In 1780 all the Europeans in Laraish were expelled by Mohammed XVI., although in 1786 the monopoly of its trade had been granted to Holland, even its export of wheat. In 1787 the Moors were still building pirate vessels here, the timber for which came from the neighbouring forest of M’amora. Not far from the town are the remains of what is believed to be a Phoenician city, Shammish, mentioned by Idrisi, who makes no allusion to Laraish. It is not, however, improbable from a passage in Scylax that the site of the present town was occupied by a Libyan settlement. Tradition also connects Laraish with the garden of the Hesperides, ‘Arāsibeing the Arabic for “pleasure-gardens,” and the “golden apples” perhaps the familiar oranges.
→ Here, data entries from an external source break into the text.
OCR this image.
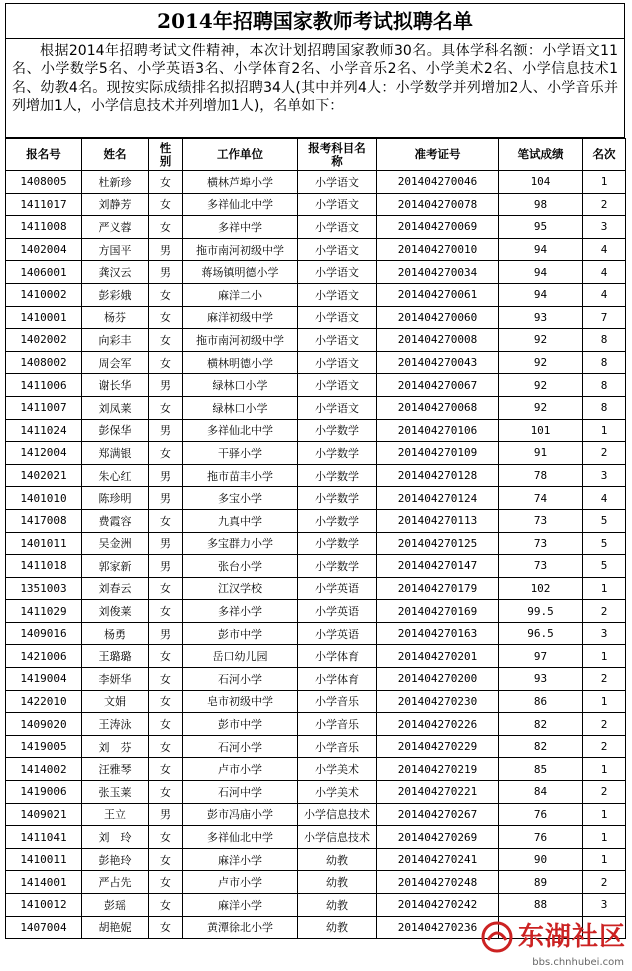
2014年招聘国家教师考试拟聘名单
根据2014年招聘考试文件精神，本次计划招聘国家教师30名。具体学科名额：小学语文11名、小学数学5名、小学英语3名、小学体育2名、小学音乐2名、小学美术2名、小学信息技术1名、幼教4名。现按实际成绩排名拟招聘34人(其中并列4人：小学数学并列增加2人、小学音乐并列增加1人，小学信息技术并列增加1人)，名单如下：
报名号	姓名	性别	工作单位	报考科目名称	准考证号	笔试成绩	名次
1408005	杜新珍	女	横林芦埠小学	小学语文	201404270046	104	1
1411017	刘静芳	女	多祥仙北中学	小学语文	201404270078	98	2
1411008	严义蓉	女	多祥中学	小学语文	201404270069	95	3
1402004	方国平	男	拖市南河初级中学	小学语文	201404270010	94	4
1406001	龚汉云	男	蒋场镇明德小学	小学语文	201404270034	94	4
1410002	彭彩娥	女	麻洋二小	小学语文	201404270061	94	4
1410001	杨芬	女	麻洋初级中学	小学语文	201404270060	93	7
1402002	向彩丰	女	拖市南河初级中学	小学语文	201404270008	92	8
1408002	周会军	女	横林明德小学	小学语文	201404270043	92	8
1411006	谢长华	男	绿林口小学	小学语文	201404270067	92	8
1411007	刘凤莱	女	绿林口小学	小学语文	201404270068	92	8
1411024	彭保华	男	多祥仙北中学	小学数学	201404270106	101	1
1412004	郑满银	女	干驿小学	小学数学	201404270109	91	2
1402021	朱心红	男	拖市苗丰小学	小学数学	201404270128	78	3
1401010	陈珍明	男	多宝小学	小学数学	201404270124	74	4
1417008	费霞容	女	九真中学	小学数学	201404270113	73	5
1401011	吴金洲	男	多宝群力小学	小学数学	201404270125	73	5
1411018	郭家新	男	张台小学	小学数学	201404270147	73	5
1351003	刘春云	女	江汉学校	小学英语	201404270179	102	1
1411029	刘俊莱	女	多祥小学	小学英语	201404270169	99.5	2
1409016	杨勇	男	彭市中学	小学英语	201404270163	96.5	3
1421006	王璐璐	女	岳口幼儿园	小学体育	201404270201	97	1
1419004	李妍华	女	石河小学	小学体育	201404270200	93	2
1422010	文娟	女	皂市初级中学	小学音乐	201404270230	86	1
1409020	王涛泳	女	彭市中学	小学音乐	201404270226	82	2
1419005	刘　芬	女	石河小学	小学音乐	201404270229	82	2
1414002	汪雅琴	女	卢市小学	小学美术	201404270219	85	1
1419006	张玉莱	女	石河中学	小学美术	201404270221	84	2
1409021	王立	男	彭市冯庙小学	小学信息技术	201404270267	76	1
1411041	刘　玲	女	多祥仙北中学	小学信息技术	201404270269	76	1
1410011	彭艳玲	女	麻洋小学	幼教	201404270241	90	1
1414001	严占先	女	卢市小学	幼教	201404270248	89	2
1410012	彭瑶	女	麻洋小学	幼教	201404270242	88	3
1407004	胡艳妮	女	黄潭徐北小学	幼教	201404270236		东湖社区
bbs.chnhubei.com
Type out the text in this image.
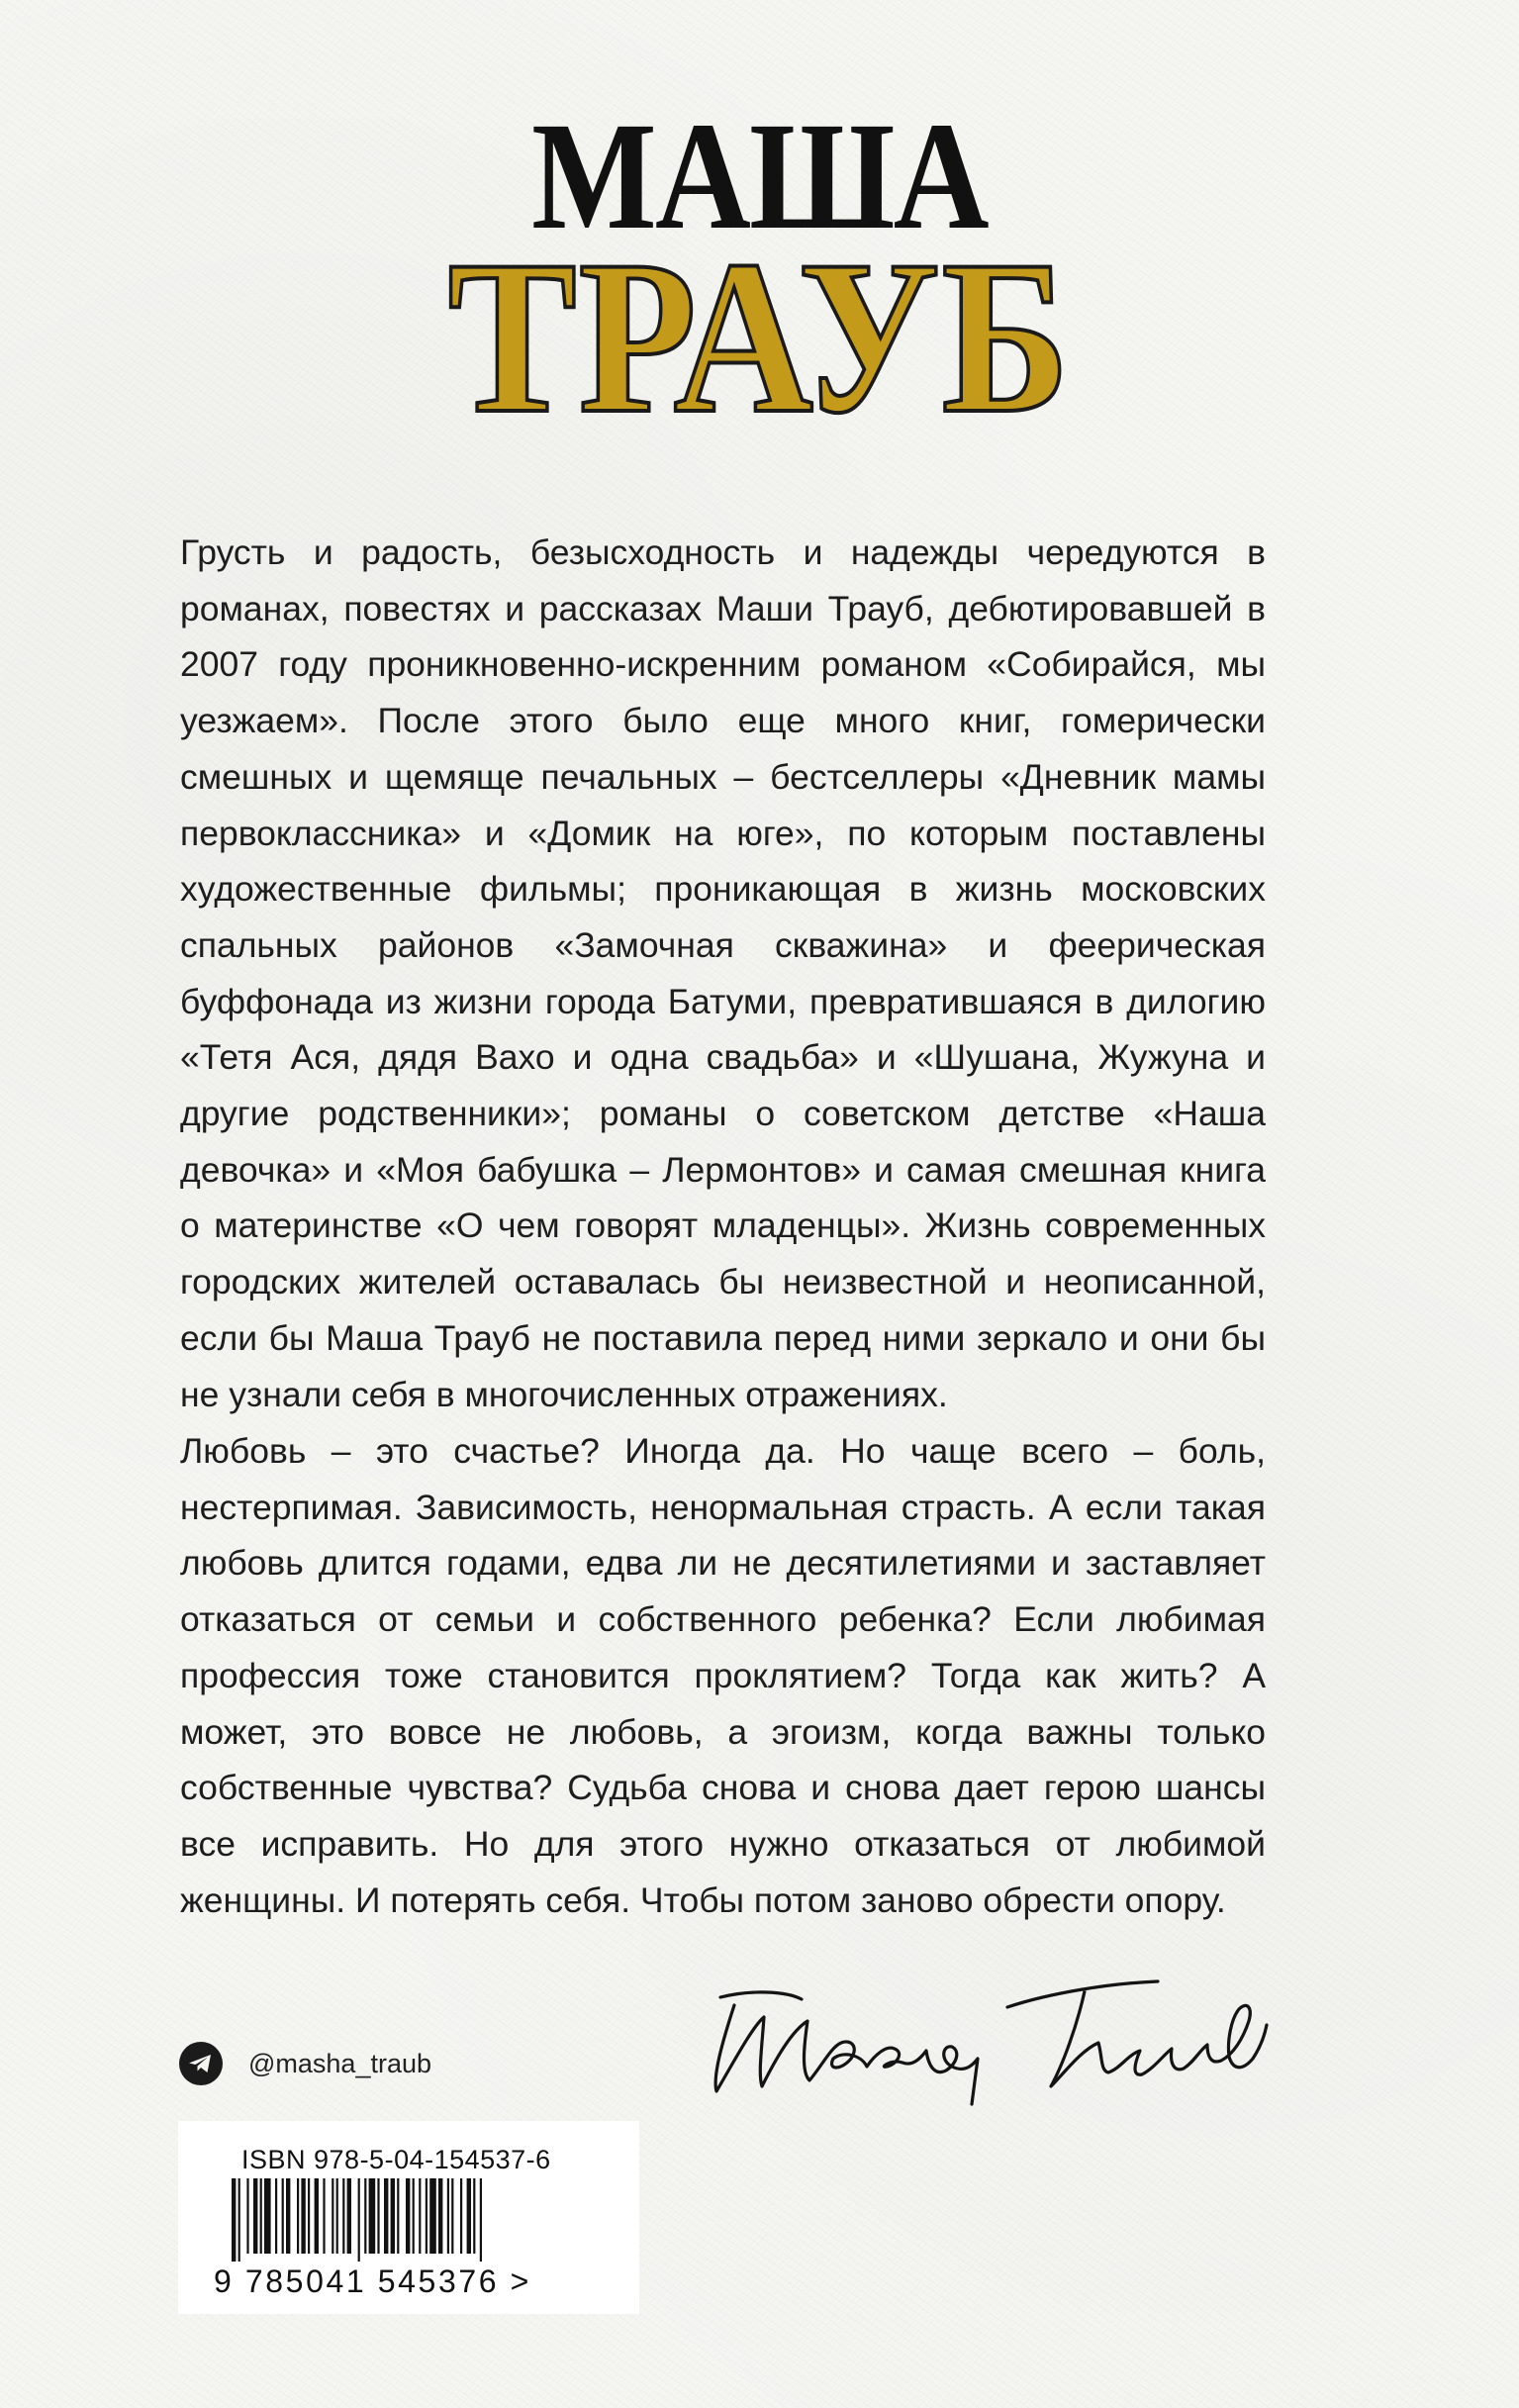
МАША
ТРАУБ

Грусть и радость, безысходность и надежды чередуются в романах, повестях и рассказах Маши Трауб, дебютировавшей в 2007 году проникновенно-искренним романом «Собирайся, мы уезжаем». После этого было еще много книг, гомерически смешных и щемяще печальных – бестселлеры «Дневник мамы первоклассника» и «Домик на юге», по которым поставлены художественные фильмы; проникающая в жизнь московских спальных районов «Замочная скважина» и феерическая буффонада из жизни города Батуми, превратившаяся в дилогию «Тетя Ася, дядя Вахо и одна свадьба» и «Шушана, Жужуна и другие родственники»; романы о советском детстве «Наша девочка» и «Моя бабушка – Лермонтов» и самая смешная книга о материнстве «О чем говорят младенцы». Жизнь современных городских жителей оставалась бы неизвестной и неописанной, если бы Маша Трауб не поставила перед ними зеркало и они бы не узнали себя в многочисленных отражениях.

Любовь – это счастье? Иногда да. Но чаще всего – боль, нестерпимая. Зависимость, ненормальная страсть. А если такая любовь длится годами, едва ли не десятилетиями и заставляет отказаться от семьи и собственного ребенка? Если любимая профессия тоже становится проклятием? Тогда как жить? А может, это вовсе не любовь, а эгоизм, когда важны только собственные чувства? Судьба снова и снова дает герою шансы все исправить. Но для этого нужно отказаться от любимой женщины. И потерять себя. Чтобы потом заново обрести опору.

@masha_traub
ISBN 978-5-04-154537-6
9 785041 545376 >
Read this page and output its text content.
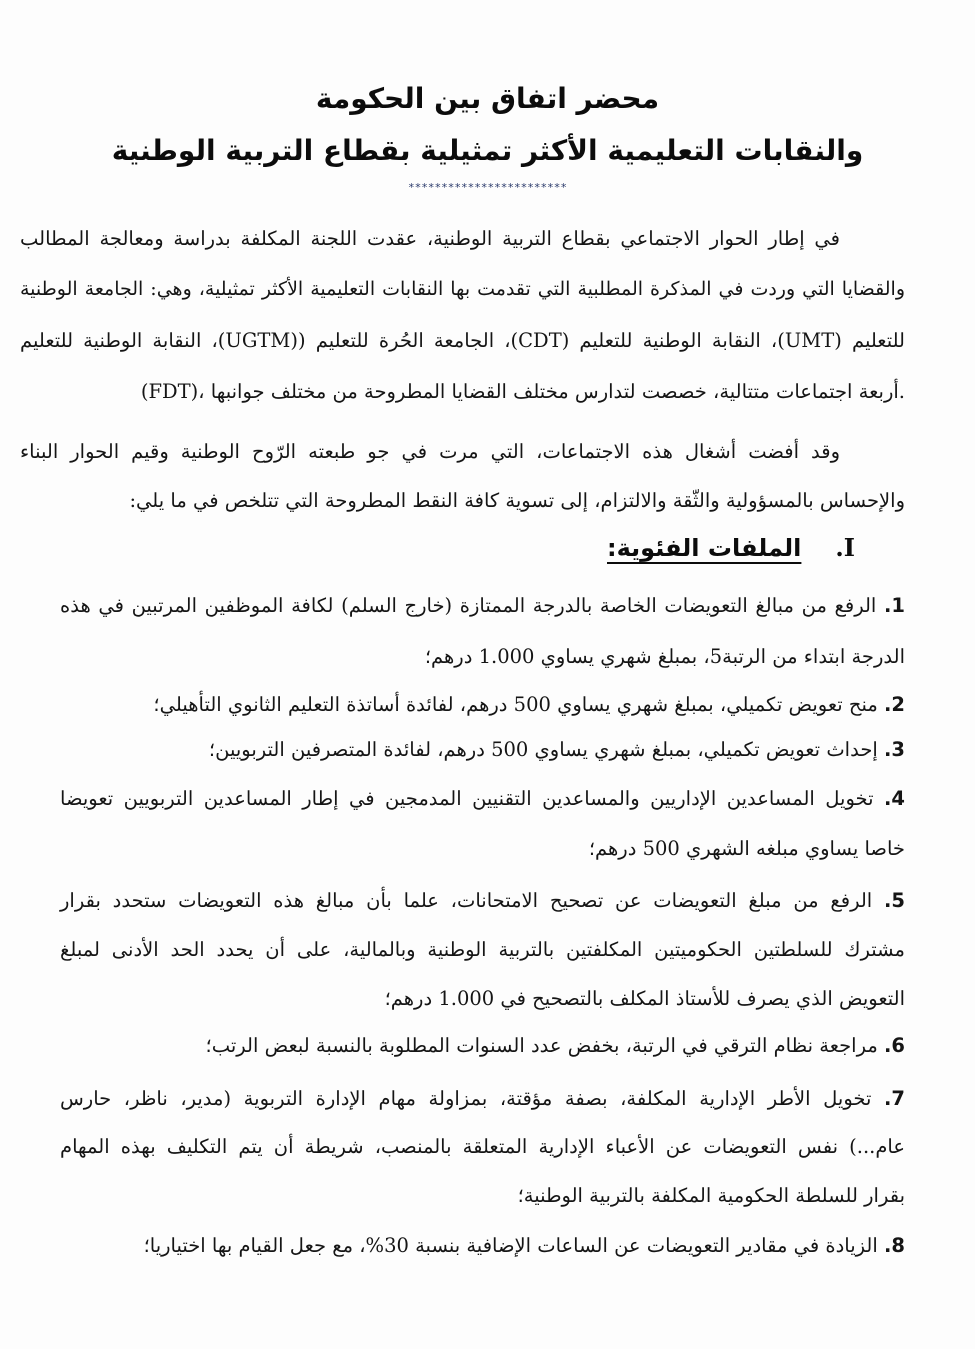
محضر اتفاق بين الحكومة
والنقابات التعليمية الأكثر تمثيلية بقطاع التربية الوطنية
************************
في إطار الحوار الاجتماعي بقطاع التربية الوطنية، عقدت اللجنة المكلفة بدراسة ومعالجة المطالب
والقضايا التي وردت في المذكرة المطلبية التي تقدمت بها النقابات التعليمية الأكثر تمثيلية، وهي: الجامعة الوطنية
للتعليم (UMT)، النقابة الوطنية للتعليم (CDT)، الجامعة الحُرة للتعليم ((UGTM)، النقابة الوطنية للتعليم
(FDT)، أربعة اجتماعات متتالية، خصصت لتدارس مختلف القضايا المطروحة من مختلف جوانبها.
وقد أفضت أشغال هذه الاجتماعات، التي مرت في جو طبعته الرّوح الوطنية وقيم الحوار البناء
والإحساس بالمسؤولية والثّقة والالتزام، إلى تسوية كافة النقط المطروحة التي تتلخص في ما يلي:
I.الملفات الفئوية:
1. الرفع من مبالغ التعويضات الخاصة بالدرجة الممتازة (خارج السلم) لكافة الموظفين المرتبين في هذه
الدرجة ابتداء من الرتبة5، بمبلغ شهري يساوي 1.000 درهم؛
2. منح تعويض تكميلي، بمبلغ شهري يساوي 500 درهم، لفائدة أساتذة التعليم الثانوي التأهيلي؛
3. إحداث تعويض تكميلي، بمبلغ شهري يساوي 500 درهم، لفائدة المتصرفين التربويين؛
4. تخويل المساعدين الإداريين والمساعدين التقنيين المدمجين في إطار المساعدين التربويين تعويضا
خاصا يساوي مبلغه الشهري 500 درهم؛
5. الرفع من مبلغ التعويضات عن تصحيح الامتحانات، علما بأن مبالغ هذه التعويضات ستحدد بقرار
مشترك للسلطتين الحكوميتين المكلفتين بالتربية الوطنية وبالمالية، على أن يحدد الحد الأدنى لمبلغ
التعويض الذي يصرف للأستاذ المكلف بالتصحيح في 1.000 درهم؛
6. مراجعة نظام الترقي في الرتبة، بخفض عدد السنوات المطلوبة بالنسبة لبعض الرتب؛
7. تخويل الأطر الإدارية المكلفة، بصفة مؤقتة، بمزاولة مهام الإدارة التربوية (مدير، ناظر، حارس
عام...) نفس التعويضات عن الأعباء الإدارية المتعلقة بالمنصب، شريطة أن يتم التكليف بهذه المهام
بقرار للسلطة الحكومية المكلفة بالتربية الوطنية؛
8. الزيادة في مقادير التعويضات عن الساعات الإضافية بنسبة 30%، مع جعل القيام بها اختياريا؛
LARAMIE,a city and the county-seat of Albany county, Wyoming, U.S.A., on the Laramie river, 57 m. by rail N.W. of Cheyenne. Pop. (1900) 8207, of whom 1280 were foreign-born; (1905) 7601; (1910) 8237. It is served by the Union Pacific and the Laramie, Hahn’s Peak & Pacific railways, the latter extending from Laramie to Centennial (30 m.). The city is situated on the Laramie Plains, at an elevation of 7165 ft., and is hemmed in on three sides by picturesque mountains. It has a public library, a United States Government building and hospitals, and is the seat of the university of Wyoming and of a Protestant Episcopal missionary bishopric. There is a state fish hatchery in the vicinity. The university (part of the public school system of the state) was founded in 1886, was opened in 1887, and embraces a College of Liberal Arts and Graduate School, a Normal School, a College of Agriculture and the Mechanic Arts, an Agricultural Experiment Station (established by a Federal appropriation), a College of Engineering, a School of Music, a Preparatory School and a Summer School. Laramie is a supply and distributing centre for a live-stock raising and mining region—particularly coal mining, though gold, silver, copper and iron are also found. The Union Pacific Railroad Company has machine shops, repair shops and rolling mills at Laramie, and, a short distance S. of the city, ice-houses and a tie-preserving plant. The manufactures include glass, leather, flour, plaster and pressed brick, the brick being made from shale obtained in the vicinity. The municipality owns and operates the water-works; the water is obtained from large springs about 2½ m. distant. Laramie was settled in 1868, by people largely from New England, Michigan, Wisconsin and Iowa, and was named in honour of Jacques Laramie, a French fur trader. It was first chartered as a city in 1868 by the legislature of Dakota, and was rechartered by the legislature of Wyoming in 1873.